Having come across them and the wannabes who want to make the Big 4 the Big 5 or so, including a few unhappy months at one of the wannabes, I share your sentiments. I worked with them as a banker and on regulatory and trade policy and was disgusted.
Richard states: “How do I feel now about the firm? I am bemused that they still have a licence to operate.”
KPMG, in particular, is well connected. Many alumni work at financial institutions and their regulators. Two Peats, pere et fils, worked as the late queen’s keeper of the privy purse. The FCA’s John Griffith-Jones is another. That may part explain Richard’s bemusement.
Isn’t the fundamental problem that auditors have forgotten that they are employed to ensure the shareholders are given a fair basis to value their assets. Instead, due to the bonus systems in remuneration, they are employed by directors to enhance their claims for bonuses. Perhaps the bonus system should be outlawed, it does appear to reduce the productivity of companies…

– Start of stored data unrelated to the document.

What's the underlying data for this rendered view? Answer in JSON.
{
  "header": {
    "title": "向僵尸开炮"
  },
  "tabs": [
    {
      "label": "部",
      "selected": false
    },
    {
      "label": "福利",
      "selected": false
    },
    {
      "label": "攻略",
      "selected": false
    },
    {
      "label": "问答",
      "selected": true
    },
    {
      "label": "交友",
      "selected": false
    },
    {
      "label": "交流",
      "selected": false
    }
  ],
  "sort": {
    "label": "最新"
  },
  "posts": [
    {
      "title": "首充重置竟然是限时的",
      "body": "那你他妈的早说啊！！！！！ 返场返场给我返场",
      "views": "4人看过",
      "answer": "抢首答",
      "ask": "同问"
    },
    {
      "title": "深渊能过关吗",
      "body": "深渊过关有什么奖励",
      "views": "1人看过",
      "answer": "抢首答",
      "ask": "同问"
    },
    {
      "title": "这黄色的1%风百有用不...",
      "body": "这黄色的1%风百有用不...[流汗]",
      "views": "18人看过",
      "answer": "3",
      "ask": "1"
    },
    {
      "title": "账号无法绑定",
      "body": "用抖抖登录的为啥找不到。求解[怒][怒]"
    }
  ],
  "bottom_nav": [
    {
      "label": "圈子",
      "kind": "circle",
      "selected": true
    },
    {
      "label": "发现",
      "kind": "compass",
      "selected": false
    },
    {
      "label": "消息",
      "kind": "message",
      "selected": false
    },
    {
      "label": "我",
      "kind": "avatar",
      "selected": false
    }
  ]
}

I seem to recall that is a widespread concern with UK economy….
Thank you, Mark.
In addition and this applies to regulators and client journalists, too, many audit firm staff may want to join the firms they are working at.
Had bad experiences of large audit firms with my favourite being told a point needed to be referred to their charity specialist (charged at a higher rate and turned out to be one of the team already present)

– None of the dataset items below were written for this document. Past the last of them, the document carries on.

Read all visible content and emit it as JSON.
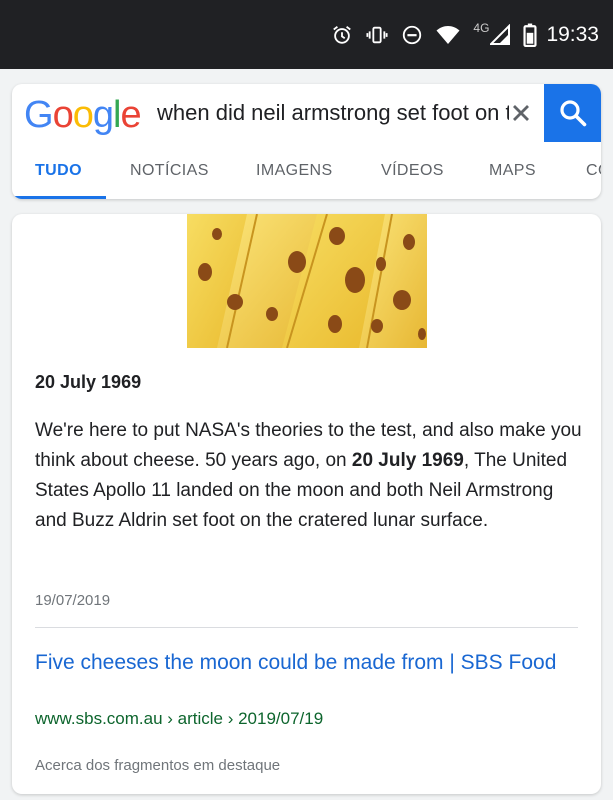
{
  "status_bar": {
    "network": "4G",
    "time": "19:33"
  },
  "search": {
    "logo": [
      "G",
      "o",
      "o",
      "g",
      "l",
      "e"
    ],
    "query": "when did neil armstrong set foot on the moon"
  },
  "tabs": [
    "TUDO",
    "NOTÍCIAS",
    "IMAGENS",
    "VÍDEOS",
    "MAPS",
    "COMPRAS"
  ],
  "result": {
    "answer": "20 July 1969",
    "snippet_part1": "We're here to put NASA's theories to the test, and also make you think about cheese. 50 years ago, on ",
    "snippet_bold": "20 July 1969",
    "snippet_part2": ", The United States Apollo 11 landed on the moon and both Neil Armstrong and Buzz Aldrin set foot on the cratered lunar surface.",
    "date": "19/07/2019",
    "title": "Five cheeses the moon could be made from | SBS Food",
    "url": "www.sbs.com.au › article › 2019/07/19",
    "about": "Acerca dos fragmentos em destaque"
  },
  "colors": {
    "accent": "#1a73e8",
    "status_bar": "#202124",
    "link": "#1967d2",
    "url_green": "#0d652d"
  }
}
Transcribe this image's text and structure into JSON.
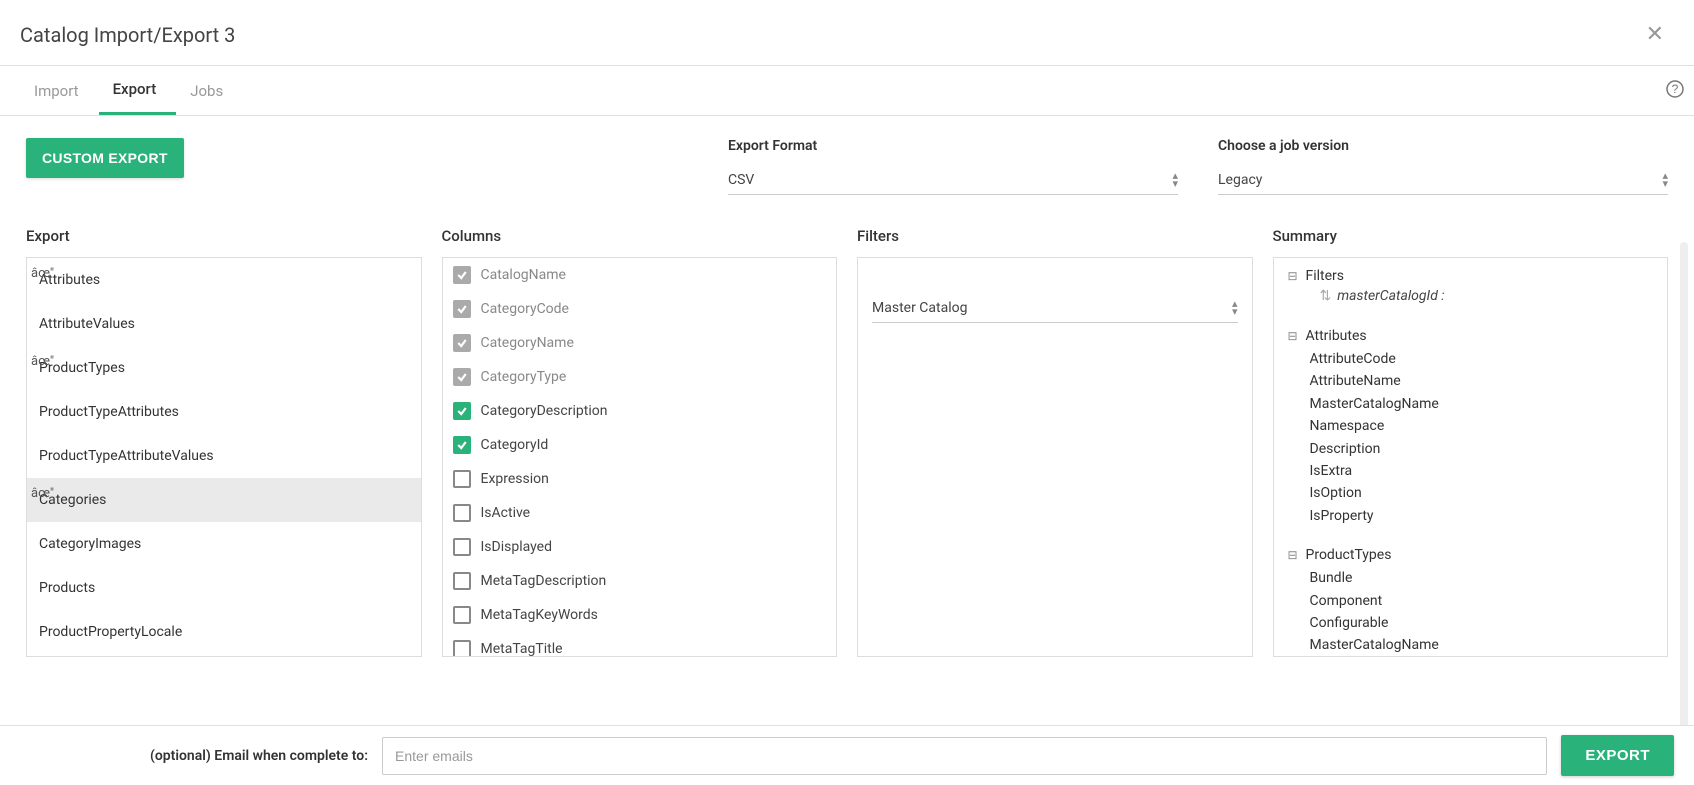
{
  "header": {
    "title": "Catalog Import/Export 3"
  },
  "tabs": {
    "import": "Import",
    "export": "Export",
    "jobs": "Jobs"
  },
  "buttons": {
    "custom_export": "CUSTOM EXPORT",
    "export": "EXPORT"
  },
  "fields": {
    "export_format": {
      "label": "Export Format",
      "value": "CSV"
    },
    "job_version": {
      "label": "Choose a job version",
      "value": "Legacy"
    }
  },
  "panels": {
    "export": {
      "title": "Export"
    },
    "columns": {
      "title": "Columns"
    },
    "filters": {
      "title": "Filters"
    },
    "summary": {
      "title": "Summary"
    }
  },
  "export_items": [
    {
      "label": "Attributes",
      "checked": true
    },
    {
      "label": "AttributeValues",
      "checked": false
    },
    {
      "label": "ProductTypes",
      "checked": true
    },
    {
      "label": "ProductTypeAttributes",
      "checked": false
    },
    {
      "label": "ProductTypeAttributeValues",
      "checked": false
    },
    {
      "label": "Categories",
      "checked": true,
      "selected": true
    },
    {
      "label": "CategoryImages",
      "checked": false
    },
    {
      "label": "Products",
      "checked": false
    },
    {
      "label": "ProductPropertyLocale",
      "checked": false
    }
  ],
  "column_items": [
    {
      "label": "CatalogName",
      "state": "locked"
    },
    {
      "label": "CategoryCode",
      "state": "locked"
    },
    {
      "label": "CategoryName",
      "state": "locked"
    },
    {
      "label": "CategoryType",
      "state": "locked"
    },
    {
      "label": "CategoryDescription",
      "state": "checked"
    },
    {
      "label": "CategoryId",
      "state": "checked"
    },
    {
      "label": "Expression",
      "state": "unchecked"
    },
    {
      "label": "IsActive",
      "state": "unchecked"
    },
    {
      "label": "IsDisplayed",
      "state": "unchecked"
    },
    {
      "label": "MetaTagDescription",
      "state": "unchecked"
    },
    {
      "label": "MetaTagKeyWords",
      "state": "unchecked"
    },
    {
      "label": "MetaTagTitle",
      "state": "unchecked"
    }
  ],
  "filters": {
    "master_catalog": "Master Catalog"
  },
  "summary": {
    "filters": {
      "title": "Filters",
      "sub": "masterCatalogId :"
    },
    "attributes": {
      "title": "Attributes",
      "items": [
        "AttributeCode",
        "AttributeName",
        "MasterCatalogName",
        "Namespace",
        "Description",
        "IsExtra",
        "IsOption",
        "IsProperty"
      ]
    },
    "producttypes": {
      "title": "ProductTypes",
      "items": [
        "Bundle",
        "Component",
        "Configurable",
        "MasterCatalogName"
      ]
    }
  },
  "footer": {
    "email_label": "(optional) Email when complete to:",
    "email_placeholder": "Enter emails"
  }
}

I have tended to select firms outside the top 4/5 as you tend to get a better service with more time with a partner as opposed to a manager.
Not convinced that NAO would be much better though as have had experience of them too (granted they may have improved since)

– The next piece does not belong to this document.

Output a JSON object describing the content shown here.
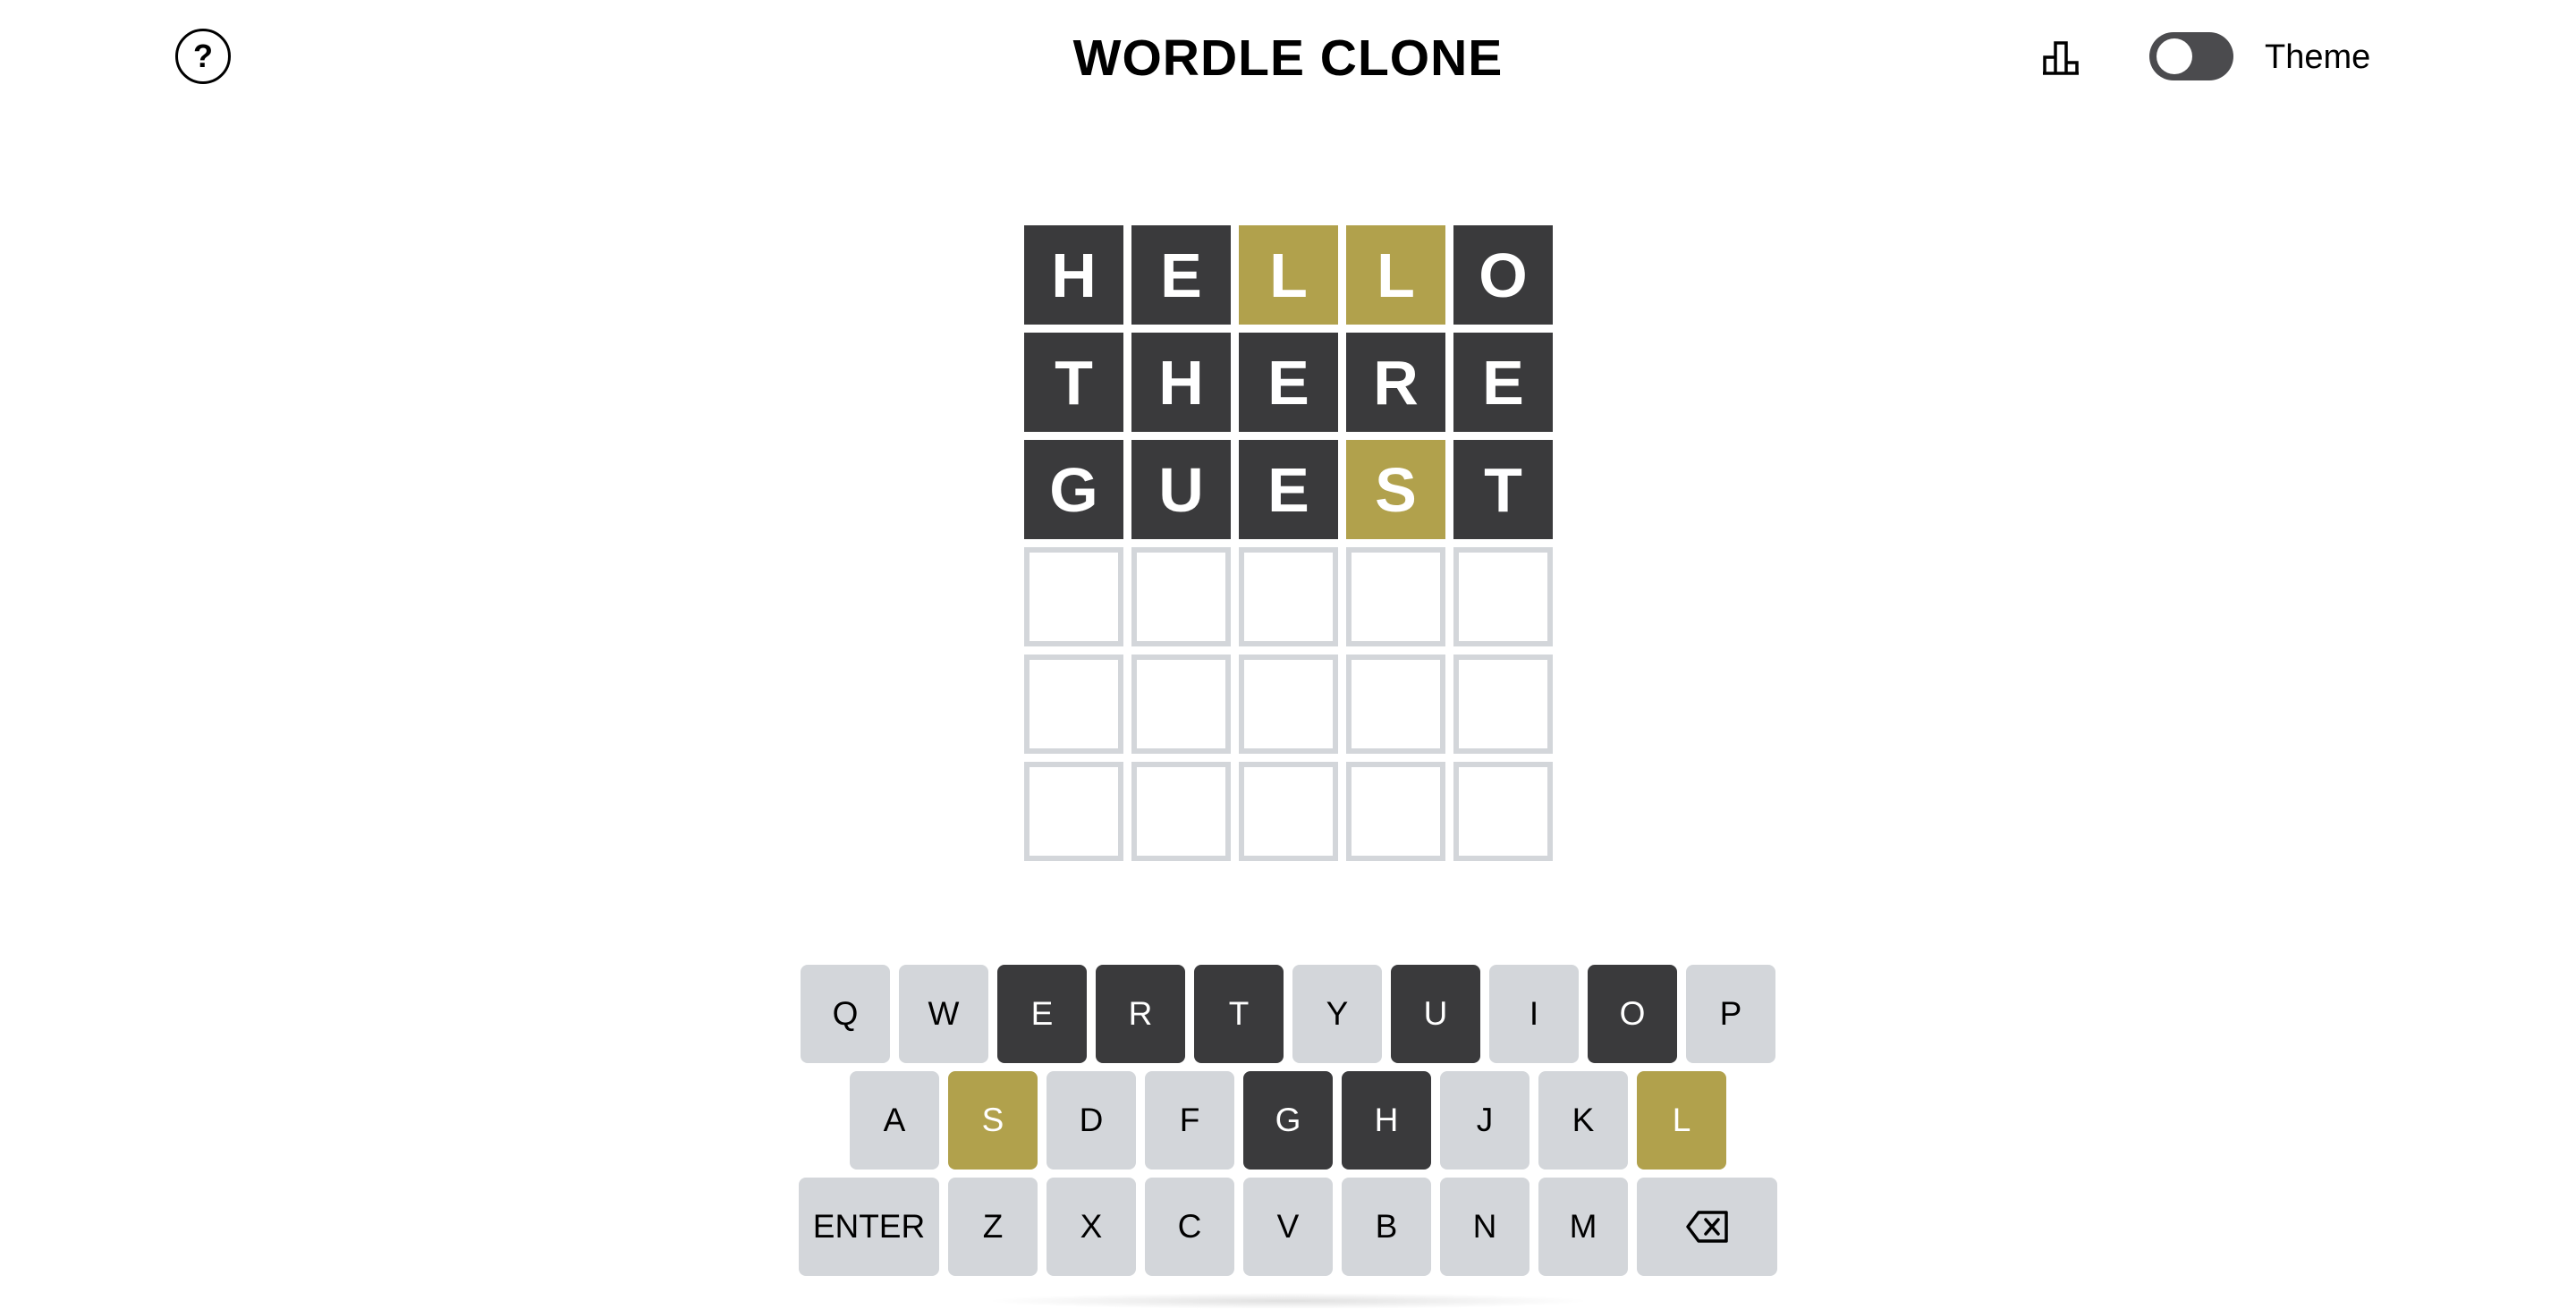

Not excusing KPMG but if execs are determined then no matter what controls are in place there will always be an opportunity to game them in a manner that isn’t readily identifiable. Still remember the look on internal auditor when I explained to him how easy it was to get round his much loved stock control system (and still get staff discount).
Ultimately I think crux of issue is really manner in which executives are remunerated with emphasis on short term profits rather than longer term rewards (e.g. bonuses not on contracts secured but on contracts fulfilled)
With NEDs being recruited from same pool as execs then this unlikely to change in the short term
‘The government seems to have no desire to take on these multiple abuses, and from my experience of talking to them on these issues in recent years, lacks the technical understanding to even comprehend the issues that now need to be addressed’
As with major infrastructure procurement, from HS2 down, and across many other areas the Civil Service has lost its ability, capacity and capability to perform the role of ‘intelligent client’. Indeed we find examples of this function being specifically outsourced to consultancies. In the process responsibility at the centre seems to evaporate.
Bonuses in accounting is just the same as bonuses in banking – all sense of morality and related self-control is lost – such is the dark power of money.